We understand Google’s intentions; the team over there is trying to make sure that no one sees pornographic or violent results they might fight disturbing unless they really mean to search for them. When asked about this feature a few weeks ago, Google’s Johanna Wright said the restrictions are in place to protect children.
But Google has opened itself up to a potential PR problem, because some of these omissions will be at best bewildering and at worst offensive to particularly sensitive (or progressive) users who don’t understand how Google Instant actually works.
For example, “bisexual” and “lesbian” are among the restricted words. Type them in to Google and the instant search will immediately stop delivering new results. You have to hit enter to confirm, yes, you really do want to know about something in some way related to bisexuals or lesbians.
Why Did Google Block These Words?
You can still search for these terms. The issue is that when you type them, Google Instant stops reporting results on the fly, and you must hit “enter” to see results.
That happens because Google Instant doesn’t just use what you’ve typed to display results. It reads data collected over the years about previous users’ searches to predict what you’re going to type. It’s the same algorithm that handles auto-complete, or the Google Suggest pop-ups in the old, not-so-instant Google search. Google searches only display for the exact text that you’ve typed after you’ve hit enter.
When results fail to appear after you’ve typed “lesbian” or “butt,” it’s not because the results are being censored. Google is struggling to prevent the text of offensive searches users have made in the past (there have been other controversies on this subject before) from jumping up in front of you when you’re looking for something innocuous.
Since countless users may have followed the word lesbian with “porn,” generating results inappropriate for children, Google’s algorithm has decided not to immediately throw 20 links to lesbian porn sites in your face when you type “lesbian,” even if that’s the most common search based on the algorithmic data.

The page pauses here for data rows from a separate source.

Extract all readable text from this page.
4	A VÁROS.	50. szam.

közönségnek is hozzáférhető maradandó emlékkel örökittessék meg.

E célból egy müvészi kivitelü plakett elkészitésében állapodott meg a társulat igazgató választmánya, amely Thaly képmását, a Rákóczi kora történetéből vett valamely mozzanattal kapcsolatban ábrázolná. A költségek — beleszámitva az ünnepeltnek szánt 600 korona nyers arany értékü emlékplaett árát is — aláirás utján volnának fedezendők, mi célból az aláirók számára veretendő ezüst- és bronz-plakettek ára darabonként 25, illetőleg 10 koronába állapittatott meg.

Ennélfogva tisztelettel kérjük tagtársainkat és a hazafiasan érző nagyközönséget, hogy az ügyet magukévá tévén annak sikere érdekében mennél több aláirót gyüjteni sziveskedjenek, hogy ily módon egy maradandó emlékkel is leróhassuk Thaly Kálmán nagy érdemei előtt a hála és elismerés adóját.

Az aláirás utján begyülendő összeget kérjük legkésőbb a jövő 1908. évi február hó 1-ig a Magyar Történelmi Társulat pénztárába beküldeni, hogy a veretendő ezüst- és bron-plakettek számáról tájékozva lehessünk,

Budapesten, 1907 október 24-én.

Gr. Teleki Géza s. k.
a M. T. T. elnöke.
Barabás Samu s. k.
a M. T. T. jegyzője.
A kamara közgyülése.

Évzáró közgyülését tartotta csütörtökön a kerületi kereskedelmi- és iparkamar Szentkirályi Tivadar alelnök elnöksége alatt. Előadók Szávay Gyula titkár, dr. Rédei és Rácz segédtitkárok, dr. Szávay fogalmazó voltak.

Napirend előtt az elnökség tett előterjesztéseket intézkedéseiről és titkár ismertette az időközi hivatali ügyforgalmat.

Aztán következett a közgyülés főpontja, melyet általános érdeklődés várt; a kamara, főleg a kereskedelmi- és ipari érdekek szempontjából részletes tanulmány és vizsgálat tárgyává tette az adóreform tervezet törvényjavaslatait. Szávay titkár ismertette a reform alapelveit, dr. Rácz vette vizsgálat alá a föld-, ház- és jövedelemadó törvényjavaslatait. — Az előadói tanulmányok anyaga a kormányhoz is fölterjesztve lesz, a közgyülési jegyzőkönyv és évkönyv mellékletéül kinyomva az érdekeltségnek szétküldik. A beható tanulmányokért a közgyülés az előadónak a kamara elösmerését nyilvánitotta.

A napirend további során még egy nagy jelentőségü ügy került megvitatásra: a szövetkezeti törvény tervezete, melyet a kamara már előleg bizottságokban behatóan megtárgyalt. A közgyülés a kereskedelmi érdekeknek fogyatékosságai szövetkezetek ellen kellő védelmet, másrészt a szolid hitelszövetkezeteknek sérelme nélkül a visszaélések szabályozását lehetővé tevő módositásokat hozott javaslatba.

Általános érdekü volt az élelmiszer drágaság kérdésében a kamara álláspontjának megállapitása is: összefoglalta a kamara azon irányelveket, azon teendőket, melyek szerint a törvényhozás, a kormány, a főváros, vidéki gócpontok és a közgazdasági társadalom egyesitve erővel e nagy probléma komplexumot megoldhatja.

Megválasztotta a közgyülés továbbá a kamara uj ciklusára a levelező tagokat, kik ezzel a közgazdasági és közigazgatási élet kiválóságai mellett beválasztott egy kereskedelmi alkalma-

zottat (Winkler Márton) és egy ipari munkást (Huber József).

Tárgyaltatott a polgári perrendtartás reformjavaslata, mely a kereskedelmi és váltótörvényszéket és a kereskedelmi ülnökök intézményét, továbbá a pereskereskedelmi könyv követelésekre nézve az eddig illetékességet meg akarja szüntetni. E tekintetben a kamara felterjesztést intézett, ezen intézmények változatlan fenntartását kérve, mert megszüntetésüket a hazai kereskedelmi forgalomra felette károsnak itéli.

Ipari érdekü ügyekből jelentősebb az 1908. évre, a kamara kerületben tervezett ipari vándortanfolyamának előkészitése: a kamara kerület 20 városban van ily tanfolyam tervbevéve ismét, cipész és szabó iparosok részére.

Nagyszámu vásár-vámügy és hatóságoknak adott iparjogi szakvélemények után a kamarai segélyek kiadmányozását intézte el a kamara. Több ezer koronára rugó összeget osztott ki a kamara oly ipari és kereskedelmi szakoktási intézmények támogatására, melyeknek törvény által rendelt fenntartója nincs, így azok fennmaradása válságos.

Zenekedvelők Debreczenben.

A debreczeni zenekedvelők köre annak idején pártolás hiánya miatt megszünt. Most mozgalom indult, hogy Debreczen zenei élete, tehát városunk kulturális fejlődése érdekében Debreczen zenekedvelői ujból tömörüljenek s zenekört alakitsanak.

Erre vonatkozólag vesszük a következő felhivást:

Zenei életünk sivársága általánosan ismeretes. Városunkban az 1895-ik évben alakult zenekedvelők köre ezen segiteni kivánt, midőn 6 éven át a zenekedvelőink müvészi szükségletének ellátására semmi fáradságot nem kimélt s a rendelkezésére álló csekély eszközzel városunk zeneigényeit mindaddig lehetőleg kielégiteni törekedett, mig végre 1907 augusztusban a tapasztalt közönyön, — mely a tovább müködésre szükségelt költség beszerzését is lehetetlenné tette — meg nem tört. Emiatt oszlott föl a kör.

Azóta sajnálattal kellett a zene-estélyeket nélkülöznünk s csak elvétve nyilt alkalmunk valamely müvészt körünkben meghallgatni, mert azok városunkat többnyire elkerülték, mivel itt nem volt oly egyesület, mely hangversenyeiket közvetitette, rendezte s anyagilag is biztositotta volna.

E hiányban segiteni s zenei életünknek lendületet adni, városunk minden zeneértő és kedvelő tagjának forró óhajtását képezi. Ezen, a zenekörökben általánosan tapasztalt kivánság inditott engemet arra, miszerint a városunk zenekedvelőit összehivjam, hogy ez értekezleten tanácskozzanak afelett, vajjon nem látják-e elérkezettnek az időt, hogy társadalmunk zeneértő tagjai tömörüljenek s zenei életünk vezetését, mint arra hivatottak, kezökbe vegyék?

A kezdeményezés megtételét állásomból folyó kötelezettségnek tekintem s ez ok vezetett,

When we contacted Google for comment, we received this statement from a spokesperson:
“There are a number of reasons you may not be seeing search queries for a particular topic. Among other things, we apply a narrow set of removal policies for pornography, violence, and hate speech. It’s important to note that removing queries from Autocomplete is a hard problem, and not as simple as blacklisting particular terms and phrases.Google’s highly effective SafeSearch algorithm still applies to instant search results. SafeSearch can filter out potentially offensive search results quite effectively after a user has hit “enter” — the first page of results for “lesbian” with moderate safe search enabled is completely innocuous — and it works for searches in progress too.
In search, we get more than one billion searches each day. Because of this, we take an algorithmic approach to removals, and just like our search algorithms, these are imperfect. We will continue to work to improve our approach to removals in Autocomplete, and are listening carefully to feedback from our users.
Our algorithms look not only at specific words, but compound queries based on those words, and across all languages. So, for example, if there’s a bad word in Russian, we may remove a compound word including the transliteration of the Russian word into English. We also look at the search results themselves for given queries. So, for example, if the results for a particular query seem pornographic, our algorithms may remove that query from Autocomplete, even if the query itself wouldn’t otherwise violate our policies. This system is neither perfect nor instantaneous, and we will continue to work to make it better.”
Google’s current implementation is far from perfect — the company rep admitted that. If nothing else, we’d like to see Google manually re-enter safe suggestions for some common terms that have been restricted because they’re sometimes connected with sexual, violent or hateful results.
The rep told us that Google is working on improving the system, but wouldn’t give us any specifics about future changes. In the meantime, check out the complete list at 2600 if you’re curious.